A Convenção dos Gatos - Final

337 83 74
                                    


Não havia como explicar os gnomos, as fadas, o próprio bosque e principalmente, a caipora que bebia e fumava tranquila. Os pais de Aiyra estavam surtando, primeiro permaneceram estáticos, depois Roberto agitou-se todo quando uma fadinha pousou em sua cabeça. Ele e a mulher puxaram a filha pelo braço, querendo fugir, as meninas falavam todas juntas, tentado explicar o inacreditável, Aiyra implorava dizendo que precisava ficar, precisava de ajuda, Beatriz com calma começou a conversar com Roberto e Maiara, junto de Aiyra ela conseguiu acalmar o casal, não muito, mas o suficiente para cessar o escândalo e o medo.

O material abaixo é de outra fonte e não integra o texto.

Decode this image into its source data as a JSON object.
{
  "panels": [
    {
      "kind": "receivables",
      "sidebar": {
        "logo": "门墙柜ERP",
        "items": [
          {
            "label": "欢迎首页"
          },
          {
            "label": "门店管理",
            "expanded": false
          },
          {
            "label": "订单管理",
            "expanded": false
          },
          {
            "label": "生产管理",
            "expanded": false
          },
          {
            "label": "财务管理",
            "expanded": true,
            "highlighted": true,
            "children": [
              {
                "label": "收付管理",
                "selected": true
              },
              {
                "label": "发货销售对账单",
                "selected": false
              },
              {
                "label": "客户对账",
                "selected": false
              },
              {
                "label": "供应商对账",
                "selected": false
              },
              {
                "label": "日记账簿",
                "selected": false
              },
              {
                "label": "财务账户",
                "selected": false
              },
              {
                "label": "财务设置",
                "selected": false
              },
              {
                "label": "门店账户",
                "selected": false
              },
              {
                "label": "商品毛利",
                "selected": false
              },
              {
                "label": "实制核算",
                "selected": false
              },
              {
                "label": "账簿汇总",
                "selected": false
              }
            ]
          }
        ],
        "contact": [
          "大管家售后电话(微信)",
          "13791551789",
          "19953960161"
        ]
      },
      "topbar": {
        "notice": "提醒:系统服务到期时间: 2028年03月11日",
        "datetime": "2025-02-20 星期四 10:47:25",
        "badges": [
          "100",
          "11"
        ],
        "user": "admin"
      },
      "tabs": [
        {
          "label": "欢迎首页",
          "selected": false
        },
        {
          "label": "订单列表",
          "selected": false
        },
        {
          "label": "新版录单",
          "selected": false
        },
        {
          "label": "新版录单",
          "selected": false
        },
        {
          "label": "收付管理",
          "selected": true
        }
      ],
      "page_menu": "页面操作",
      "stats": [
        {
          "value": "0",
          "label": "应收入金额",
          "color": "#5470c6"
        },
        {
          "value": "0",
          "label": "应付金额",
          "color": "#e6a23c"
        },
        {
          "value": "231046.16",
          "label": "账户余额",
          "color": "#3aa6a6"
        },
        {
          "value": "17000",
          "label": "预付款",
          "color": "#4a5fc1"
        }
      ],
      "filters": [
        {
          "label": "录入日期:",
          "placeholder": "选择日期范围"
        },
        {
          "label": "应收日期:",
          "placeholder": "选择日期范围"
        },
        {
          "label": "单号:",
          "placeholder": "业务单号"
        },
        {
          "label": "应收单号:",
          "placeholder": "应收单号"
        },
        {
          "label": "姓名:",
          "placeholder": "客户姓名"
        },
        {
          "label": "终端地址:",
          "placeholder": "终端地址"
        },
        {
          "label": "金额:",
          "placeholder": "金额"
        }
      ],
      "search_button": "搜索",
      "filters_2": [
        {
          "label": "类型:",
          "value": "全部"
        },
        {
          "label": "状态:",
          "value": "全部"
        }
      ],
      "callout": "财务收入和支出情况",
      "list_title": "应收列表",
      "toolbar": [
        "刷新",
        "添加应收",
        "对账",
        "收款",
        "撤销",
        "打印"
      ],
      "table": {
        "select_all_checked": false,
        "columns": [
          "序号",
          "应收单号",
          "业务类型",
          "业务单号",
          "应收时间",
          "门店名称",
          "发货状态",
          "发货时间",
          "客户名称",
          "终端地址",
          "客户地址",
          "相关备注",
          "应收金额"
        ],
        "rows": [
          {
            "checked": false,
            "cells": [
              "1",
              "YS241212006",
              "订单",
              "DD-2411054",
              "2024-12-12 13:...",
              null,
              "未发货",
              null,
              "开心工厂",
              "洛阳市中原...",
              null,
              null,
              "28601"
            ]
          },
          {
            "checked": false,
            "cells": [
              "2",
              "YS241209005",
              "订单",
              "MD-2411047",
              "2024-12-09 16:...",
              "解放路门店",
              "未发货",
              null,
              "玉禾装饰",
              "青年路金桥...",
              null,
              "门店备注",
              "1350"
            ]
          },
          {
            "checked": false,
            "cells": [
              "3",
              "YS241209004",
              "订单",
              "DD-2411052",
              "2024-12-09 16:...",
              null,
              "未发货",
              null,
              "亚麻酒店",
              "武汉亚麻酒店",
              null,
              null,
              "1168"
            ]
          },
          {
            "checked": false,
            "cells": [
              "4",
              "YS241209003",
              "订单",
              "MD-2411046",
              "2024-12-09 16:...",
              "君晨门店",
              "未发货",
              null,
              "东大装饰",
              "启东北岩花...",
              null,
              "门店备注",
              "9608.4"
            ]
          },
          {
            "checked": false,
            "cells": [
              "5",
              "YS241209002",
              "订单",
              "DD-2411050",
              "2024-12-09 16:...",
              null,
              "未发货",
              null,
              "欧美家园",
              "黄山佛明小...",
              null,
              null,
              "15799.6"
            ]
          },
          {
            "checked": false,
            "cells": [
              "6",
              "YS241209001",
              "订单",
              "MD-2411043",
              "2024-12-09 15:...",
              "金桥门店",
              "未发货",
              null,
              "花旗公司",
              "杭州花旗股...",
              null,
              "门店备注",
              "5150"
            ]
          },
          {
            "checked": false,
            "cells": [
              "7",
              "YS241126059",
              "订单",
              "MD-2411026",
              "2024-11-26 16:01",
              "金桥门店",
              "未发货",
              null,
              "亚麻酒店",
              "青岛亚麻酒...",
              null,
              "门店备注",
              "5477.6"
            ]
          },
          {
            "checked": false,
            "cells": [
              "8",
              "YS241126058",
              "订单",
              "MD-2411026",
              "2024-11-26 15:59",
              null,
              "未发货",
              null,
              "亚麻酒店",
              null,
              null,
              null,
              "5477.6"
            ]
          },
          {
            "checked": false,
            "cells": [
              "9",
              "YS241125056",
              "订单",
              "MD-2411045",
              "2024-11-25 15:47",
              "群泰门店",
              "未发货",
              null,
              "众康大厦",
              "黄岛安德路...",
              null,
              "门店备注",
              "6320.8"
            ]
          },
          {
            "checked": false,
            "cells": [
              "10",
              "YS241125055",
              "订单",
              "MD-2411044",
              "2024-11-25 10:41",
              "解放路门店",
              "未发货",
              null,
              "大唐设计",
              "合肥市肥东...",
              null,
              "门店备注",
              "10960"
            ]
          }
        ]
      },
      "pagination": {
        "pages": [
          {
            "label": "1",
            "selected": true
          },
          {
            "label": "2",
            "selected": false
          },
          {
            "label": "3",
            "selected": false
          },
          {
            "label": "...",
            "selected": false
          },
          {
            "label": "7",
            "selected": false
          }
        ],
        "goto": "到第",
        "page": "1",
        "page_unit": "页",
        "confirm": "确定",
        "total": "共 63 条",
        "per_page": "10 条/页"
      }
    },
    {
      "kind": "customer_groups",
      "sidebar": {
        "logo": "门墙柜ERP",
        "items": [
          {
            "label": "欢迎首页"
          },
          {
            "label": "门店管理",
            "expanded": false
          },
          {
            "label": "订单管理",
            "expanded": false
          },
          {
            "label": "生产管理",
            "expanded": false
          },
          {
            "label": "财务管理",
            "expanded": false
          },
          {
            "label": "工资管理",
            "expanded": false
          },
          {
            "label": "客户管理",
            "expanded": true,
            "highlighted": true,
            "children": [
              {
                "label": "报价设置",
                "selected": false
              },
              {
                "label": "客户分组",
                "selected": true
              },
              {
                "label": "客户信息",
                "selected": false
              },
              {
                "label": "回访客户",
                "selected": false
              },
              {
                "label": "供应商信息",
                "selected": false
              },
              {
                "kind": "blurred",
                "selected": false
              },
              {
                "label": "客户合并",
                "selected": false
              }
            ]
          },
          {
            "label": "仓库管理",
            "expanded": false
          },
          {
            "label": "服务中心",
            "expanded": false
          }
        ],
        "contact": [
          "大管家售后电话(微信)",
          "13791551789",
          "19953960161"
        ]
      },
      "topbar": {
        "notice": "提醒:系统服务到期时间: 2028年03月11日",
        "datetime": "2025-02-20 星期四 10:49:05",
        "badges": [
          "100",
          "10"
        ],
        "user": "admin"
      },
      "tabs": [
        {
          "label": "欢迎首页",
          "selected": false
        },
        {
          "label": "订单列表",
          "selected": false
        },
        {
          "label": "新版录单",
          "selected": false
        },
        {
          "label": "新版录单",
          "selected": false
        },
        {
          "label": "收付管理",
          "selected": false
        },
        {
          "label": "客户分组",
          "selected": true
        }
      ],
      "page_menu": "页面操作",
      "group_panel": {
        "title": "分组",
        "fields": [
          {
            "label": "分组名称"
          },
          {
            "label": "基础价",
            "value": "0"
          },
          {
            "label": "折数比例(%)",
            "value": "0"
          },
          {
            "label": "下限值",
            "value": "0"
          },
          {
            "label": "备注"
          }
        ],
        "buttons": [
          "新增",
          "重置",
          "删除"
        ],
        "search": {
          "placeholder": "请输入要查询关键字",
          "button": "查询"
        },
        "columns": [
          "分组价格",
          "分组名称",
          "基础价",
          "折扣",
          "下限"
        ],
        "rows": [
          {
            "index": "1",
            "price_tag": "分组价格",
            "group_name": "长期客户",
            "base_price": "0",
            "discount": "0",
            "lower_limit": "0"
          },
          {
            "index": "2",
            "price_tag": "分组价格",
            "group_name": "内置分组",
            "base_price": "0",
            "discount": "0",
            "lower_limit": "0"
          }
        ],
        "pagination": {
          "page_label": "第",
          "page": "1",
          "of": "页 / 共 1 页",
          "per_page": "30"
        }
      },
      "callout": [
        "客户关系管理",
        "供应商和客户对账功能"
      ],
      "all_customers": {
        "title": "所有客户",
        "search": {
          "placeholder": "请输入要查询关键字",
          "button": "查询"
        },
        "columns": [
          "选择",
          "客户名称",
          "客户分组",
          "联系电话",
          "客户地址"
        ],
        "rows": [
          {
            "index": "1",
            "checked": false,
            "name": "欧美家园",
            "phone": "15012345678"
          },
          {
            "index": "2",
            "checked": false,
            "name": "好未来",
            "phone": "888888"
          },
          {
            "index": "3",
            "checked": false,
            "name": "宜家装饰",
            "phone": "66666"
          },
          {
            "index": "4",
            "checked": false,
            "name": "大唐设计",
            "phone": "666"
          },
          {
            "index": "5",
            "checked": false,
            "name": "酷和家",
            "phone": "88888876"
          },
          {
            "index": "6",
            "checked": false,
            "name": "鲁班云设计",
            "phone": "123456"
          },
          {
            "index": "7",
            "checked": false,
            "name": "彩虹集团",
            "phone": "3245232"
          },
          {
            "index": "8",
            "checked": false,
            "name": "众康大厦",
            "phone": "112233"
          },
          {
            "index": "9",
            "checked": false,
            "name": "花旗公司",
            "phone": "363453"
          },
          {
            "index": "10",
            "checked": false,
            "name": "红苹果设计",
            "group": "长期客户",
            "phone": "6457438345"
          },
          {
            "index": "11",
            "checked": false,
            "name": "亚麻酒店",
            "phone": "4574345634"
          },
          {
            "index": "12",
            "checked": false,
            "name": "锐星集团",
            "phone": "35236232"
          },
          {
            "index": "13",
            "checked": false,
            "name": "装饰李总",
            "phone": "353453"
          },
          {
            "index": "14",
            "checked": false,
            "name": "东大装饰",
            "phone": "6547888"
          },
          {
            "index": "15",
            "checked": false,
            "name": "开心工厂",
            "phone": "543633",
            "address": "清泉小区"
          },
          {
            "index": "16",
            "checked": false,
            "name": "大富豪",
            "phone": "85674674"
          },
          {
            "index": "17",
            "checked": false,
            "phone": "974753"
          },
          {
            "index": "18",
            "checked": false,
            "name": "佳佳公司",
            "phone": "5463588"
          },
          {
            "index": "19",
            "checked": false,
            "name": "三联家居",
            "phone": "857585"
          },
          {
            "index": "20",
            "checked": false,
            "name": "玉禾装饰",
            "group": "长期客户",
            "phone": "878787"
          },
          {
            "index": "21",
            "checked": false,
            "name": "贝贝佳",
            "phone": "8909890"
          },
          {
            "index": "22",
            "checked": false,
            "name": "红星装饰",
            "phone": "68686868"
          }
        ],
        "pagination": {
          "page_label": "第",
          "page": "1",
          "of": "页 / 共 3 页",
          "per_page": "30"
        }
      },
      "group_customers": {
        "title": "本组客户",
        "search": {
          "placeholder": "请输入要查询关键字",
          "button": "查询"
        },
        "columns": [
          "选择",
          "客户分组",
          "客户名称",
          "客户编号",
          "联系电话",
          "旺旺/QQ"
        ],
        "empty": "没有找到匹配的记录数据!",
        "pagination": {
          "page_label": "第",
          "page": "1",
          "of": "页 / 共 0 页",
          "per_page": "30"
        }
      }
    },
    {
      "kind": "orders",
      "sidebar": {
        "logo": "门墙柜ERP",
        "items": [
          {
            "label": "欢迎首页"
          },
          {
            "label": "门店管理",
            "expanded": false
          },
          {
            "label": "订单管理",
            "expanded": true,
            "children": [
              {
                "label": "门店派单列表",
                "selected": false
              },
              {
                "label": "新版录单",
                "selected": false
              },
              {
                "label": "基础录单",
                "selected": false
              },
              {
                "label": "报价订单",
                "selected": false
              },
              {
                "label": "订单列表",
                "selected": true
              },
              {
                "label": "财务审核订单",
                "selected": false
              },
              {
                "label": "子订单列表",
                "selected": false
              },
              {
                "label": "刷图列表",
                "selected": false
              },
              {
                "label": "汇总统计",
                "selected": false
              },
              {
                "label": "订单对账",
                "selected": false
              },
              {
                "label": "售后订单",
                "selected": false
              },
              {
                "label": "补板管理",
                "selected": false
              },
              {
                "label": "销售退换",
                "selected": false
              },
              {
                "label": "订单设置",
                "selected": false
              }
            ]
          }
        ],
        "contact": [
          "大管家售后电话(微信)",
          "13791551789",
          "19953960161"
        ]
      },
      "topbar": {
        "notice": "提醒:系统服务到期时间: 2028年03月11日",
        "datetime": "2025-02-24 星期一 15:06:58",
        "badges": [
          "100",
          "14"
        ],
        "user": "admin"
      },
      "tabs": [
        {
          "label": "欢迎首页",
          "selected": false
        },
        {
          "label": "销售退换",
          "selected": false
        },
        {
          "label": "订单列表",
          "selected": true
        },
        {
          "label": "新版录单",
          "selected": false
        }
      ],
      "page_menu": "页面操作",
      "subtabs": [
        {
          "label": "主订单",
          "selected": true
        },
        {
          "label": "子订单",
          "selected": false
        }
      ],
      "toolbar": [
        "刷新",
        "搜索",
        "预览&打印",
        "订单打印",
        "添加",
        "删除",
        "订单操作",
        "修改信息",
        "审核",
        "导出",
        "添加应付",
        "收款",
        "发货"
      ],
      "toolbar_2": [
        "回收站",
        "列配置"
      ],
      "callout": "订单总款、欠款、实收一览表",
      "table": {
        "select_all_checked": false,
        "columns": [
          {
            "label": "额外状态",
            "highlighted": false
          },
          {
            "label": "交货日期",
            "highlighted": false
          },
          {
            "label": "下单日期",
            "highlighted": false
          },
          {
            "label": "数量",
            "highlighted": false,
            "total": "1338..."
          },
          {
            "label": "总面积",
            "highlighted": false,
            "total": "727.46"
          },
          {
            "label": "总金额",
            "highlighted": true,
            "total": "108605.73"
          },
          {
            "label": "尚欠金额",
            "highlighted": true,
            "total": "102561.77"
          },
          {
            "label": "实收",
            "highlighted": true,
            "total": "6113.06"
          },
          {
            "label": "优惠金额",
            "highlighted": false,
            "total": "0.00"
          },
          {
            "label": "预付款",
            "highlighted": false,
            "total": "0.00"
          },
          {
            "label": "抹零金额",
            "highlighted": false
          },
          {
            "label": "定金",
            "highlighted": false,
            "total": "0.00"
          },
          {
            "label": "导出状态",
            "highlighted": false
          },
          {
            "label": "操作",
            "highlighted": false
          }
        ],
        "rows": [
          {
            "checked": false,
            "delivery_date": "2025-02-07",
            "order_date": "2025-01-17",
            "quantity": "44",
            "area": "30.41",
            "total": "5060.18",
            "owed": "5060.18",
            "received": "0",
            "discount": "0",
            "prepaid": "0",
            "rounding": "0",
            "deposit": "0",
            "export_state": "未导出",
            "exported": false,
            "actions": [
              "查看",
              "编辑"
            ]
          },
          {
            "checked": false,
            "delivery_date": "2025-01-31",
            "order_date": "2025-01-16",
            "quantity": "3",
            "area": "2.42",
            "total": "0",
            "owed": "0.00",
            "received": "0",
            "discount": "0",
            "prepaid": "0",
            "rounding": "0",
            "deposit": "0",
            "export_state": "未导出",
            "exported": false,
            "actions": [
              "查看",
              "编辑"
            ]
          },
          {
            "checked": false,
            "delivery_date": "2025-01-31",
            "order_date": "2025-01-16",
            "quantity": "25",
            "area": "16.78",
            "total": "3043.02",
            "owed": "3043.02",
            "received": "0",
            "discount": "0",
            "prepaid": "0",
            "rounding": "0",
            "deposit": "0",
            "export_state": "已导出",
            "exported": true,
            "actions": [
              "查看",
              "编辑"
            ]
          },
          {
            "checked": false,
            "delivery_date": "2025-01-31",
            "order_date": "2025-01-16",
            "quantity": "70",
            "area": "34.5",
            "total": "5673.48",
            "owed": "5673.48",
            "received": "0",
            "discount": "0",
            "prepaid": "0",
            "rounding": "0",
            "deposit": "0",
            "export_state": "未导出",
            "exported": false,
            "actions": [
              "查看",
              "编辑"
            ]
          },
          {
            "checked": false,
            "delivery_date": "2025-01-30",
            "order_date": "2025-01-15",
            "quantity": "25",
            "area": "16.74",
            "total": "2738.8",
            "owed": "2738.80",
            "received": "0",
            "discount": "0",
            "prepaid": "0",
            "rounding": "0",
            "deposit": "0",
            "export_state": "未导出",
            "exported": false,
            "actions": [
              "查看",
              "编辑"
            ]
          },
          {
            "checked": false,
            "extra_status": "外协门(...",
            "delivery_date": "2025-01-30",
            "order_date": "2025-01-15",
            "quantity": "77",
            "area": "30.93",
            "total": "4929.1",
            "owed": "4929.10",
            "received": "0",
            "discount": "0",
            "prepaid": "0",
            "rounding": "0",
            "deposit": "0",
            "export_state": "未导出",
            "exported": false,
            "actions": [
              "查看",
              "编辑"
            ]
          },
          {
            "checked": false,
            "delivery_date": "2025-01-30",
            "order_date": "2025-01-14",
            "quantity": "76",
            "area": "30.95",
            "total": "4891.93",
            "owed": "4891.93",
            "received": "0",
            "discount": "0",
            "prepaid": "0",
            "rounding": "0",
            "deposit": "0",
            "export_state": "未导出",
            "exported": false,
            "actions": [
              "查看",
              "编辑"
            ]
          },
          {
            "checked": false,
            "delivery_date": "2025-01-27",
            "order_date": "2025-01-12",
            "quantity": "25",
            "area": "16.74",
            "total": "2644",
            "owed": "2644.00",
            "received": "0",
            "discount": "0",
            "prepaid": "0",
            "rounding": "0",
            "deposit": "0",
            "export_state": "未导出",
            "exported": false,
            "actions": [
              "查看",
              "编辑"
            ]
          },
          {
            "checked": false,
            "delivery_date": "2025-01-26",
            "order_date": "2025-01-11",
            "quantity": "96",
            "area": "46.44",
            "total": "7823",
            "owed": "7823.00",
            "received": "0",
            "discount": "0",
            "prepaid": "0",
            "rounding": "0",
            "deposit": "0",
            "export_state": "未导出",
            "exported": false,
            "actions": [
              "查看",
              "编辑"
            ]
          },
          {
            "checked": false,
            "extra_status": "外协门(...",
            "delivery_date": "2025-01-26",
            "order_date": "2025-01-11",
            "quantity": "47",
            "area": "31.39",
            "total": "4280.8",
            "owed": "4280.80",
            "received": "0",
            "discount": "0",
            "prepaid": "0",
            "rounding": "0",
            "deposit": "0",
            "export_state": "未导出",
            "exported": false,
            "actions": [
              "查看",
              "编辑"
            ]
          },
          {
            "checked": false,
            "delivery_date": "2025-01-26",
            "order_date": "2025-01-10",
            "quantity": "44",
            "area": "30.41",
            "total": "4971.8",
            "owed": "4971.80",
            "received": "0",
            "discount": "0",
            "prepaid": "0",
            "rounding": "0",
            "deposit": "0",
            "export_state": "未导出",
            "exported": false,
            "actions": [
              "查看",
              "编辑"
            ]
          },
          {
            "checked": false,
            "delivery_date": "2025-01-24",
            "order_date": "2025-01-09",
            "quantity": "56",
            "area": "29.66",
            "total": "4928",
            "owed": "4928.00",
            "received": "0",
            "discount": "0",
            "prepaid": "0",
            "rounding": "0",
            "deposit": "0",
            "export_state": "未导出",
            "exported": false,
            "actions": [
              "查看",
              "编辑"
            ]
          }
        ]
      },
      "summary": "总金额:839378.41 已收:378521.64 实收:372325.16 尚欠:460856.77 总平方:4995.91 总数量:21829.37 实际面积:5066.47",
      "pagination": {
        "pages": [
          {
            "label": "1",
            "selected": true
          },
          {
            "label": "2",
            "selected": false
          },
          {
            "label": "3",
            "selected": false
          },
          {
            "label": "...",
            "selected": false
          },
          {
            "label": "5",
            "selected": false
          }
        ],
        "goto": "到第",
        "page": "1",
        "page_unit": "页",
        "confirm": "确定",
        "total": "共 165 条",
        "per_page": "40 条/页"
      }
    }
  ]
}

Malu num canto mais afastado olhava Heloísa, a garota estava com a garrafa na mão, e diferente do que havia pensado sentia-se culpada por trair Helô mais uma vez. A irmã mais velha olhava ao redor, reparando nas arvores e folhas, nas pequenas criaturas, as luzinhas em varais brilhantes, a fonte, todo o santuário.

— Você que construiu? — Perguntou Heloísa.

— É, brasa me ajudou, ela já conhecia o lugar.

Helô olhou para a irmã, às vezes esquecia como Maria Lucia era jovem, dezesseis, na verdade tinha feito dezessete, lembrava-se dela correndo só de calcinha pela casa, fugindo do banho junto de Luan, gargalhando quando Heloísa contava histórias pros dois dormir, agora já era praticamente uma mulher, e olhando o santuário da clareira, uma mulher capaz de coisas incríveis. Mesmo assim ver a garrafa na mão da pequena Malu, era um golpe dolorido.

— Você ia solta-lo. — Disse Heloísa, não perguntando, apenas constatando, enquanto ouvia os gnomos conversarem com os pais de Aiyra.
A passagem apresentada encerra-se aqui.